Pulse oximeters display two readings—one is SpO2, which is the oxygen saturation level in your blood, and your pulse rate.

“Monitoring [with an oximeter] is OK as long as you’re under the guidance of a medical physician,” says Dr. Caldwell. “I think it could be a potentially disastrous situation to be in if people take it upon themselves to just look up the numbers on the internet and then monitor their oxygen.”

Also, warns Dr. Uppal: “I don’t think that the general public of people who have no symptoms and have not tested positive for Covid-19 need to be checking their pulse oxygen 10 times a day.”

When to call a doctor

Early intervention could improve health outcomes for patients presenting with lowered blood oxygen. People with low oxygen levels will often require supplemental oxygen to increase their oxygen saturation.

“We know that some people are still kind of avoidant of health care because they are afraid to get Covid-19,” says Dr. Caldwell. “And if you can’t breathe, you need to be seen. And if your oxygen level is low, you need to be evaluated because your chances of a bad outcome trying to manage [while] stuck at home, it still needs to outweigh your chance of your family picking up something in a health care setting.”

Or, someone could have something other than Covid-19 altogether. “A blood clot in your lung can give you low oxygen” notes Dr. Caldwell, “that’s something that would need prompt attention.”

Now, doctors may also suggest home supplemental oxygen, which is prescribed. Your doctor will provide specific instructions for using home supplemental oxygen to prevent any serious complications.

Preventing Covid-19

Dr. Uppal says he has had the fortune of helping some of his Covid-19-patients recover and the misfortune of saying goodbye to others. This includes longtime colleagues for whom he fought hard for.

A particularly heart-wrenching case, he remembers, was a mother and father who passed away due to Covid-19, orphaning their two young children.
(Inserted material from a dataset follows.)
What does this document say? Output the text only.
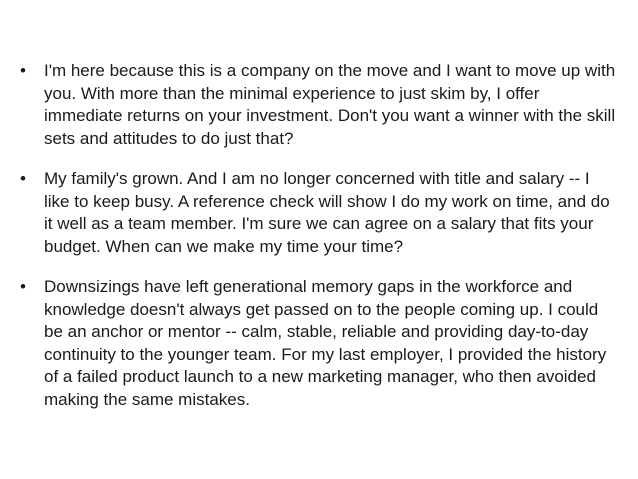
• I'm here because this is a company on the move and I want to move up with you. With more than the minimal experience to just skim by, I offer immediate returns on your investment. Don't you want a winner with the skill sets and attitudes to do just that?
• My family's grown. And I am no longer concerned with title and salary -- I like to keep busy. A reference check will show I do my work on time, and do it well as a team member. I'm sure we can agree on a salary that fits your budget. When can we make my time your time?
• Downsizings have left generational memory gaps in the workforce and knowledge doesn't always get passed on to the people coming up. I could be an anchor or mentor -- calm, stable, reliable and providing day-to-day continuity to the younger team. For my last employer, I provided the history of a failed product launch to a new marketing manager, who then avoided making the same mistakes.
Today, nearly an entire year into the pandemic, Dr. Uppal says there are far more tools in physicians’ toolbox to fight back against respiratory diseases like Covid-19.

“Steroids seem to help patients who start to deteriorate. It seems to reduce the likelihood that they end up on a breathing machine or reduce the likelihood that they end up in the ICU,” Dr. Uppal says. “Remdesivir seems to help reduce the severity in patients. And some data just came out that a drug called tocilizumab also is beneficial.”

But nothing used to treat Covid-19 is as useful as taking measures to prevent it.

“I think what I’d like to emphasize is that getting better at treating the disease once people have it doesn’t make it go away.” Dr. Uppal adds, “The thing that we’re still going to have to lean on is preventing it from spreading in the first place.”